Which Red Wines Have The Least Tannins

Wine Types

Tannins are often a desirable flavor component in wines, but not every wine has tannins, and not every wine drinker enjoys them. Whites and roses are popular for having low tannin content, but which reds wines have the least tannins?

Whether you’re just not in the mood, want to try something different, or hate tannic wines in general, this list of low-tannin styles of red wine will help you pick the perfect bottle.

Tannin is a polyphenol that’s commonly found in plants. It exists on leaves, fruits, and even seeds. To put that into perspective, more than half of a plant leaf’s makeup consists of tannin.

In the context of wines, tannin can be found in them in different amounts, depending on both the kind of wine and the method of storage during fermentation.

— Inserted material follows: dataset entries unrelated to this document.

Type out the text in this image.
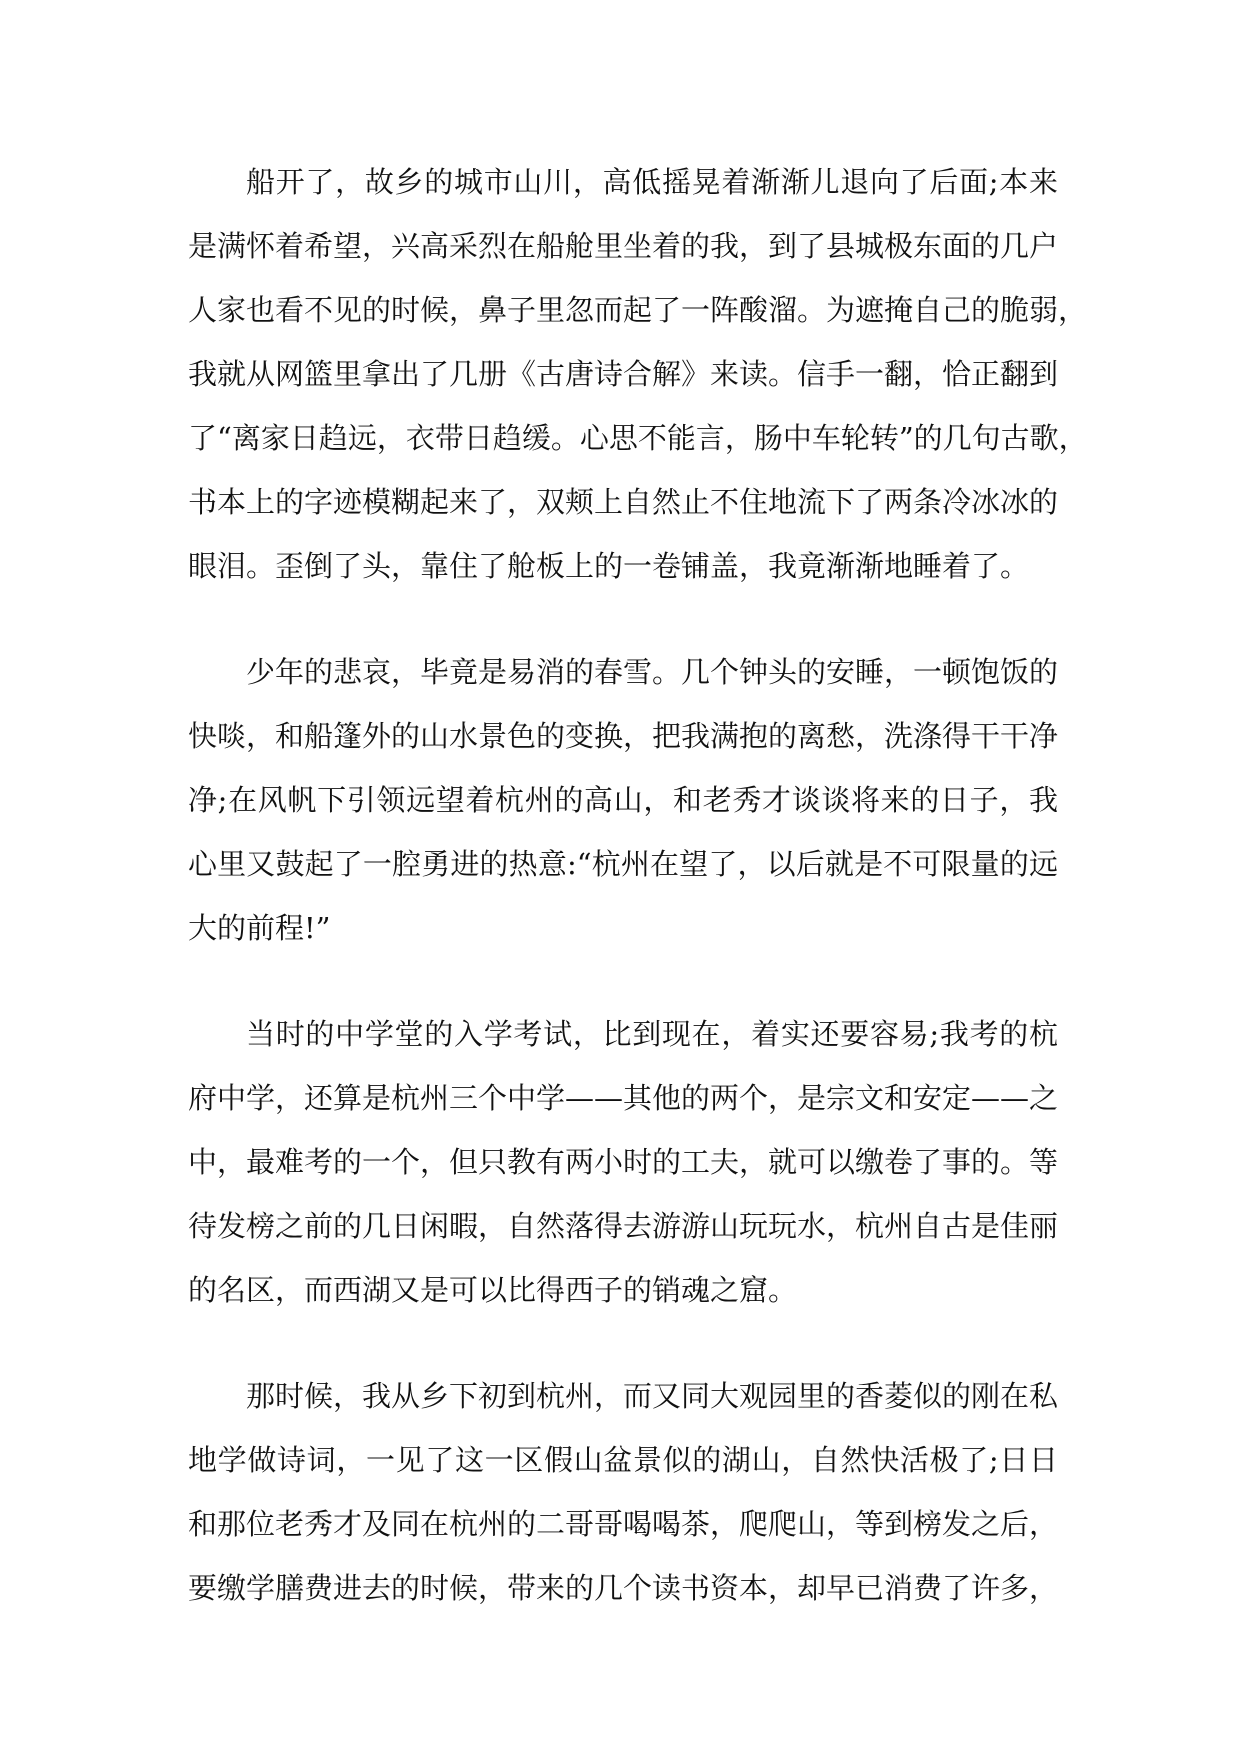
船开了，故乡的城市山川，高低摇晃着渐渐儿退向了后面;本来
是满怀着希望，兴高采烈在船舱里坐着的我，到了县城极东面的几户
人家也看不见的时候，鼻子里忽而起了一阵酸溜。为遮掩自己的脆弱，
我就从网篮里拿出了几册《古唐诗合解》来读。信手一翻，恰正翻到
了“离家日趋远，衣带日趋缓。心思不能言，肠中车轮转”的几句古歌，
书本上的字迹模糊起来了，双颊上自然止不住地流下了两条冷冰冰的
眼泪。歪倒了头，靠住了舱板上的一卷铺盖，我竟渐渐地睡着了。

少年的悲哀，毕竟是易消的春雪。几个钟头的安睡，一顿饱饭的
快啖，和船篷外的山水景色的变换，把我满抱的离愁，洗涤得干干净
净;在风帆下引领远望着杭州的高山，和老秀才谈谈将来的日子，我
心里又鼓起了一腔勇进的热意:“杭州在望了，以后就是不可限量的远
大的前程!”

当时的中学堂的入学考试，比到现在，着实还要容易;我考的杭
府中学，还算是杭州三个中学——其他的两个，是宗文和安定——之
中，最难考的一个，但只教有两小时的工夫，就可以缴卷了事的。等
待发榜之前的几日闲暇，自然落得去游游山玩玩水，杭州自古是佳丽
的名区，而西湖又是可以比得西子的销魂之窟。

那时候，我从乡下初到杭州，而又同大观园里的香菱似的刚在私
地学做诗词，一见了这一区假山盆景似的湖山，自然快活极了;日日
和那位老秀才及同在杭州的二哥哥喝喝茶，爬爬山，等到榜发之后，
要缴学膳费进去的时候，带来的几个读书资本，却早已消费了许多，
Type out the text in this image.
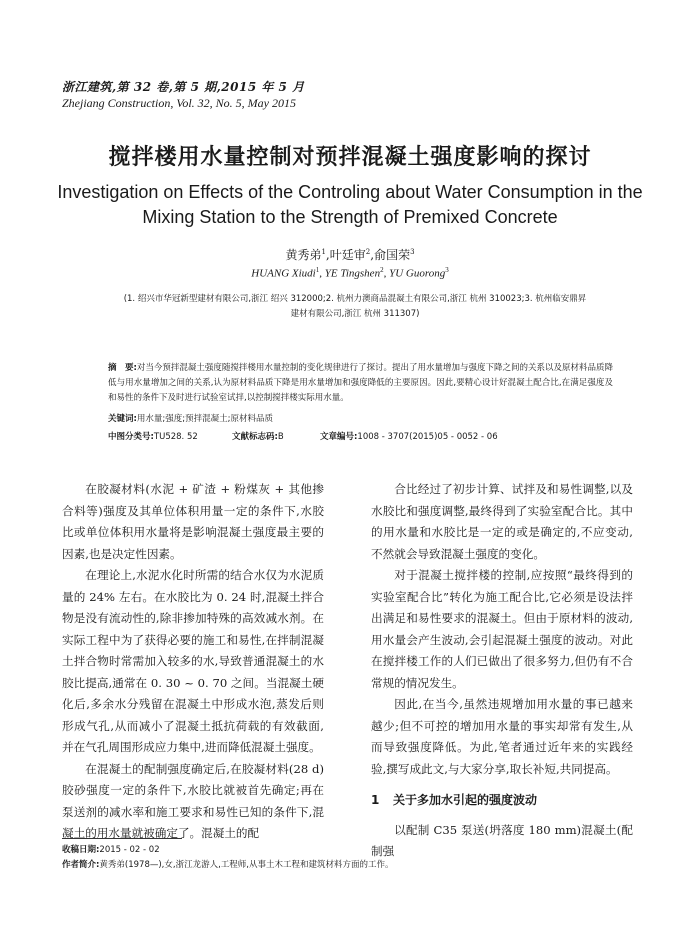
浙江建筑,第 32 卷,第 5 期,2015 年 5 月
Zhejiang Construction, Vol. 32, No. 5, May 2015
搅拌楼用水量控制对预拌混凝土强度影响的探讨
Investigation on Effects of the Controling about Water Consumption in the Mixing Station to the Strength of Premixed Concrete
黄秀弟$^1$,叶廷审$^2$,俞国荣$^3$
HUANG Xiudi$^1$, YE Tingshen$^2$, YU Guorong$^3$
(1. 绍兴市华冠新型建材有限公司,浙江 绍兴 312000;2. 杭州力澳商品混凝土有限公司,浙江 杭州 310023;3. 杭州临安鼎昇建材有限公司,浙江 杭州 311307)
摘　要:对当今预拌混凝土强度随搅拌楼用水量控制的变化规律进行了探讨。提出了用水量增加与强度下降之间的关系以及原材料品质降低与用水量增加之间的关系,认为原材料品质下降是用水量增加和强度降低的主要原因。因此,要精心设计好混凝土配合比,在满足强度及和易性的条件下及时进行试验室试拌,以控制搅拌楼实际用水量。
关键词:用水量;强度;预拌混凝土;原材料品质
中图分类号:TU528. 52	文献标志码:B	文章编号:1008 - 3707(2015)05 - 0052 - 06

在胶凝材料(水泥 + 矿渣 + 粉煤灰 + 其他掺合料等)强度及其单位体积用量一定的条件下,水胶比或单位体积用水量将是影响混凝土强度最主要的因素,也是决定性因素。

在理论上,水泥水化时所需的结合水仅为水泥质量的 24% 左右。在水胶比为 0. 24 时,混凝土拌合物是没有流动性的,除非掺加特殊的高效减水剂。在实际工程中为了获得必要的施工和易性,在拌制混凝土拌合物时常需加入较多的水,导致普通混凝土的水胶比提高,通常在 0. 30 ~ 0. 70 之间。当混凝土硬化后,多余水分残留在混凝土中形成水泡,蒸发后则形成气孔,从而减小了混凝土抵抗荷载的有效截面,并在气孔周围形成应力集中,进而降低混凝土强度。

在混凝土的配制强度确定后,在胶凝材料(28 d)胶砂强度一定的条件下,水胶比就被首先确定;再在泵送剂的减水率和施工要求和易性已知的条件下,混凝土的用水量就被确定了。混凝土的配

合比经过了初步计算、试拌及和易性调整,以及水胶比和强度调整,最终得到了实验室配合比。其中的用水量和水胶比是一定的或是确定的,不应变动,不然就会导致混凝土强度的变化。

对于混凝土搅拌楼的控制,应按照“最终得到的实验室配合比”转化为施工配合比,它必须是设法拌出满足和易性要求的混凝土。但由于原材料的波动,用水量会产生波动,会引起混凝土强度的波动。对此在搅拌楼工作的人们已做出了很多努力,但仍有不合常规的情况发生。

因此,在当今,虽然违规增加用水量的事已越来越少;但不可控的增加用水量的事实却常有发生,从而导致强度降低。为此,笔者通过近年来的实践经验,撰写成此文,与大家分享,取长补短,共同提高。

1 关于多加水引起的强度波动

以配制 C35 泵送(坍落度 180 mm)混凝土(配制强

收稿日期:2015 - 02 - 02
作者简介:黄秀弟(1978—),女,浙江龙游人,工程师,从事土木工程和建筑材料方面的工作。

White wines, for example, contain barely any tannin – the process of removing the grape skin before the process gets rid of most of the substance. On the other hand, red wines that do contain the grape skin itself have a lot more tannins as a result, as much of the tannin found in a grape comes from its skin.

When it comes to storage, the material used to store wine can affect its tannin amounts as well. Wooden barrels are the main culprit of this, as the tannin found in the barrel’s wood can break away from it, and end up together with the wine. So even if you order yourself some white wine, there’s a chance that it may have more tannin than it usually does due to how it was stored.

So in short, red wine will generally have more tannins than its white counterpart. Fortunately for red wine enthusiasts and lovers, though, there are ways to mitigate the amount of tannin in red wine.